= Cuatro Balam =

Cuatro Balam is an initiative by the government of Guatemala to dramatically increase tourism in the Maya Biosphere Reserve, focusing on the region's numerous archeological sites. The Reserve is a protected area of 21,602 km^{2} in Guatemala's northernmost Petén Department. The Reserve contains national parks and wildlife preserves, and "multiple use" zones where limited human settlement and activity are permitted.

The Cuatro Balam plan is being promoted as a means of conserving Guatemala's biodiversity and archaeological heritage, while fostering regional economic development. The Guatemalan government says the plan will cover about 22,500 km^{2}, an area slightly larger than the Maya Biosphere Reserve.

The plan is touted as the largest archaeological tourism project in Latin America. Archaeological sites in the Reserve include Tikal, Guatemala’s most famous Maya city, which attracts 120,000 to 180,000 visitors per year, and El Mirador, a lesser-known but larger Maya city dating from the preclassic period. El Mirador is located in the remote, dense jungle about 7 km south of the Mexican border. A government press release lists Tikal, El Mirador, Piedras Negras, and Uaxactún as the Maya sites that will anchor tourism development. Tens of other sites are also being excavated in the region.

B'alam is a word for "jaguar" in many Mayan languages, and cuatro is Spanish for "four"; hence the intended meaning, "four jaguars." "Cuatro Balam" also refers to the four main figures of the K'iche' Maya sacred text Popol Vuh, linked to the four cardinal directions.

The project was officially presented to the press and the public by Guatemala's president Alvaro Colom on July 16, 2008 preceded by months of speculation and discussion. At the presentation, a video was shown depicting aspirations for the first fifteen years of the project, which include attracting 12 million visitors to the region. At El Mirador specifically, Colom says he hopes to increase the annual number of tourists to 40,000. According to President Colom and Eugenio Gabriel, whom Colom has put in charge of the project, the Reserve will be divided into three zones: an archeological park in the north, a tourism hub in the center, and an agricultural zone in the south, intended to prevent further northward migration by Guatemalan farmers and ranchers. Key features of the plan include a small train that will carry tourists to and from archaeological sites at a speed of 16 kilometers per hour and a new university that will promote the study of the region's biodiversity and genetic material, as well as Maya studies. President Colom did not specify exactly how the project will be financed, but said it will require investment from both the public and private sector. At the announcement of the project, Colom said that some of plan objectives could be achieved within just two years, while others would take up to fifteen to realize.

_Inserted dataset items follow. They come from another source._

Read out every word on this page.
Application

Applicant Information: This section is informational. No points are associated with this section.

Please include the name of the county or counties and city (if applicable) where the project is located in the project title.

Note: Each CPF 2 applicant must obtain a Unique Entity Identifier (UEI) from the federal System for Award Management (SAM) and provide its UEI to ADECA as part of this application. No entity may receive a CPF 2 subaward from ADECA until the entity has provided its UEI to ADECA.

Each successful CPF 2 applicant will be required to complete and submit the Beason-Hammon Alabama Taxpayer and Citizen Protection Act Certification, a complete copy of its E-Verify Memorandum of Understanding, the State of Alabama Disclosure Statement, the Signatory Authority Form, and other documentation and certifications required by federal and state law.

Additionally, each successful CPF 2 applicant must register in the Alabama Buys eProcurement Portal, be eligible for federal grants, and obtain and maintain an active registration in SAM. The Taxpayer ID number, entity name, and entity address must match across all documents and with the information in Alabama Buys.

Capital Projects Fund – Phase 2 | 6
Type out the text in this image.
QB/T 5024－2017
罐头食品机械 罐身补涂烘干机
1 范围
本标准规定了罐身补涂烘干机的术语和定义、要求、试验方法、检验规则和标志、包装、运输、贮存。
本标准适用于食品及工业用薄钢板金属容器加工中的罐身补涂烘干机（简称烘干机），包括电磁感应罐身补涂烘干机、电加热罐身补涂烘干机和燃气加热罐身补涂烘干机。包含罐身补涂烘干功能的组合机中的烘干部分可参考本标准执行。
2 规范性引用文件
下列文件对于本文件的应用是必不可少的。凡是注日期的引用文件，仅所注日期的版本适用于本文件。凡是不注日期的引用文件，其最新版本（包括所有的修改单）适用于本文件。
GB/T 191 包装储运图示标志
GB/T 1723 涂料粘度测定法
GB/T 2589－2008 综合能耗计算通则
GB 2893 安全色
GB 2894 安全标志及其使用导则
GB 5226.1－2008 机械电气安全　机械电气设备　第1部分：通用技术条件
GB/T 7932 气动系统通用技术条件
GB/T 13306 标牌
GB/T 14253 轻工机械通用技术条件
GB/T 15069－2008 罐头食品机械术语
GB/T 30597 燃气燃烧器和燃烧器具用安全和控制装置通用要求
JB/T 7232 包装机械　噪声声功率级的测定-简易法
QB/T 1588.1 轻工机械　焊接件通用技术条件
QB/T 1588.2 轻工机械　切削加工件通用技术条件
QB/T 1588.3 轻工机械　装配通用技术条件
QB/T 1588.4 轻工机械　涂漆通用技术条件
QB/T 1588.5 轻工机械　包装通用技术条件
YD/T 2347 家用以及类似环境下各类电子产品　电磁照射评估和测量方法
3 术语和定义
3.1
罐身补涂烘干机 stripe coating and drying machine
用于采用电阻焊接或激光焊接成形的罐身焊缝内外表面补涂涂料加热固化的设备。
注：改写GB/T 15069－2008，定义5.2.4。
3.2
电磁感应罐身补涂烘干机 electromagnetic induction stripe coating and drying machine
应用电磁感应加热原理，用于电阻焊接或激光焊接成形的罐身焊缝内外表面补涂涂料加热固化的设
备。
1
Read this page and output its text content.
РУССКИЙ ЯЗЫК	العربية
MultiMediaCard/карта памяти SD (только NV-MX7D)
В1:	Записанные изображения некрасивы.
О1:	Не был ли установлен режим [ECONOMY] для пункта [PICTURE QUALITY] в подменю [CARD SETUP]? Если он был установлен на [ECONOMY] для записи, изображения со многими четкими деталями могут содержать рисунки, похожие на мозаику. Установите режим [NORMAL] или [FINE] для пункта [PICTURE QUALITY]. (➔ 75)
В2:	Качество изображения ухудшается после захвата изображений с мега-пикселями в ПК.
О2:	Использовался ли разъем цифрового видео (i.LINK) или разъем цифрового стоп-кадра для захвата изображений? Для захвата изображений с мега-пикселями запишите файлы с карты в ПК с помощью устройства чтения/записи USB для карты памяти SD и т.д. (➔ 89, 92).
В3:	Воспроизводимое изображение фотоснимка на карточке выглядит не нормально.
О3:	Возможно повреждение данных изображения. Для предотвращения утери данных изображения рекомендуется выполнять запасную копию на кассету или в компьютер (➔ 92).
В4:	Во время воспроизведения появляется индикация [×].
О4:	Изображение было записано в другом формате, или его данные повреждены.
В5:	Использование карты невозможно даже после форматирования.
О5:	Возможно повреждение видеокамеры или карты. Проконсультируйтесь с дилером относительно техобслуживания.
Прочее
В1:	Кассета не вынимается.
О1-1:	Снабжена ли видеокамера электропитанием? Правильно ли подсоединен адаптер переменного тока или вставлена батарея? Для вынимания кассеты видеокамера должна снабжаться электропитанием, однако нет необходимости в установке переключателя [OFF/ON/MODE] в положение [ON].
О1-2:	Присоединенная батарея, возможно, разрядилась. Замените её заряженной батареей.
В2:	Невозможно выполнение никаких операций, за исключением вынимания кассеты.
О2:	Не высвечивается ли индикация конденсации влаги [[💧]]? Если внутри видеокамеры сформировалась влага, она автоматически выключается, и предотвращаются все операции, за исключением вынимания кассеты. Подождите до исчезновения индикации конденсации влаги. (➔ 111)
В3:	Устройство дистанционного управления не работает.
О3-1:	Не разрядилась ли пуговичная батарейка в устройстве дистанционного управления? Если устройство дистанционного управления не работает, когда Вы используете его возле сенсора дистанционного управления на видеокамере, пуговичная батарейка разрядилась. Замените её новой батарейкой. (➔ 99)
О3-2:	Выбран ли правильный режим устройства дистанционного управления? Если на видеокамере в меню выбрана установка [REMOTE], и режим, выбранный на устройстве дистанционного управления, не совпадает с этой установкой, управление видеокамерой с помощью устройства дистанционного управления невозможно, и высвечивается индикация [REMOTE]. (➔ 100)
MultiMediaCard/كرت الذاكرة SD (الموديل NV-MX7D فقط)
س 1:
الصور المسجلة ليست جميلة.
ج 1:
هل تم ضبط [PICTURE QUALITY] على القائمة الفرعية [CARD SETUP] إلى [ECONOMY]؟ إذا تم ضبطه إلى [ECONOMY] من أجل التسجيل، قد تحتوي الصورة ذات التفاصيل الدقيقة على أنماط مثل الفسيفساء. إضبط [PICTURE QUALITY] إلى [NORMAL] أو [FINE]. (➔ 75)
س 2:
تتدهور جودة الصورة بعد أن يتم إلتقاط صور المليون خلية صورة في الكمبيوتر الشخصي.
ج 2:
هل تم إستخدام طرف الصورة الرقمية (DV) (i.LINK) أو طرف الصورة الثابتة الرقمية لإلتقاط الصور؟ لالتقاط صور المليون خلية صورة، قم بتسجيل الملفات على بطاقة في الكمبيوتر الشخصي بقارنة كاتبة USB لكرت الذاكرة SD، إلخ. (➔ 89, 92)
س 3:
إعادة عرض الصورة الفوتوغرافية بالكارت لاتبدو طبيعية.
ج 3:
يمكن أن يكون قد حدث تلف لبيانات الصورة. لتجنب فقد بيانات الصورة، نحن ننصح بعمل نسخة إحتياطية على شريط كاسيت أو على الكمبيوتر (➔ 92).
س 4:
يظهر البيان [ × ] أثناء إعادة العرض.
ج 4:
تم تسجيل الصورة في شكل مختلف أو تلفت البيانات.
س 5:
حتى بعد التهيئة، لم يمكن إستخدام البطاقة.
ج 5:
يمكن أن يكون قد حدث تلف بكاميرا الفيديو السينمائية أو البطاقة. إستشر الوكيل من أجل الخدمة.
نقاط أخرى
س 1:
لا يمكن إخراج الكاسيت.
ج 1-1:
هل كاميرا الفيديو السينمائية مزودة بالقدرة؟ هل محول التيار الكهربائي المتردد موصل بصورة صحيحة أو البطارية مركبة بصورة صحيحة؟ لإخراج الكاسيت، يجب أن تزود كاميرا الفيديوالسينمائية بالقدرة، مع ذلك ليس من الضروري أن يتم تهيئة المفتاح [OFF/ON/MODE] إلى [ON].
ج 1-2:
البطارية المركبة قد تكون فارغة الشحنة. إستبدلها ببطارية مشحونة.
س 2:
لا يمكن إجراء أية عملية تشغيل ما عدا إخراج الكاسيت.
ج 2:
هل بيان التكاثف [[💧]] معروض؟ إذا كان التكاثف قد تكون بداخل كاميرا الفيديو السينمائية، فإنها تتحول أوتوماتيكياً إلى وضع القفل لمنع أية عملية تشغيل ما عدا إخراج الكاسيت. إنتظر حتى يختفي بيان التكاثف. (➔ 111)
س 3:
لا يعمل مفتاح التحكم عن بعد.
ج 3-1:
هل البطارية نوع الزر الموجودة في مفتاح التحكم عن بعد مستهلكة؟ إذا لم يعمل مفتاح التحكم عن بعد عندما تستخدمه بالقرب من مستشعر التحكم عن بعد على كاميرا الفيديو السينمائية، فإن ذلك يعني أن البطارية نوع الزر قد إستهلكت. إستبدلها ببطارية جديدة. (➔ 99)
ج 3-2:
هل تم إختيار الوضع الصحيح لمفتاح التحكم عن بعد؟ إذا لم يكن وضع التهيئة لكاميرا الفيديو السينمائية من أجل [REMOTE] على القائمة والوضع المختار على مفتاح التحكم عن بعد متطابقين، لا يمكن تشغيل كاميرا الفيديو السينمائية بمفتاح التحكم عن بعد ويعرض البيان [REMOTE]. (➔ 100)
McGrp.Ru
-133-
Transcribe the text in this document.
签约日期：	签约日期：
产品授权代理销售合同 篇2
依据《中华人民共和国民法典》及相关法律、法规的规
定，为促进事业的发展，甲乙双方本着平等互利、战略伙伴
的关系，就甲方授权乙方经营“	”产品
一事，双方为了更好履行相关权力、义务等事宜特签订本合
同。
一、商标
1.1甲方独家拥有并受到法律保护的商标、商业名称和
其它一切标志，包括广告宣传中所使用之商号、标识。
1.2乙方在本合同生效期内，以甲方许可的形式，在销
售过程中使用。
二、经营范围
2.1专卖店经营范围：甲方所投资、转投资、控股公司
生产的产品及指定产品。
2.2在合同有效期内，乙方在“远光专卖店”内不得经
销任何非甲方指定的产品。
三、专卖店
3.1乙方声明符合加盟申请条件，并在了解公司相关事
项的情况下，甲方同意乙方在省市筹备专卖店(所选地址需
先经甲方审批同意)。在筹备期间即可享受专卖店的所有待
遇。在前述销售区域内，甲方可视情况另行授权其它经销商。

In his announcement of Cuatro Balam, Colom also said that for the project to succeed, the region would have to be protected from invasive farmers and rancher and drug traffickers, who are concentrated in the western part of the Maya Biosphere Reserve.

The plan will be a subject of discussion in the “mesas multisectoriales” or multisectoral roundtables, an ongoing series of talks between government officials, NGOs and community groups to discuss economic development and environmental conservation around El Mirador.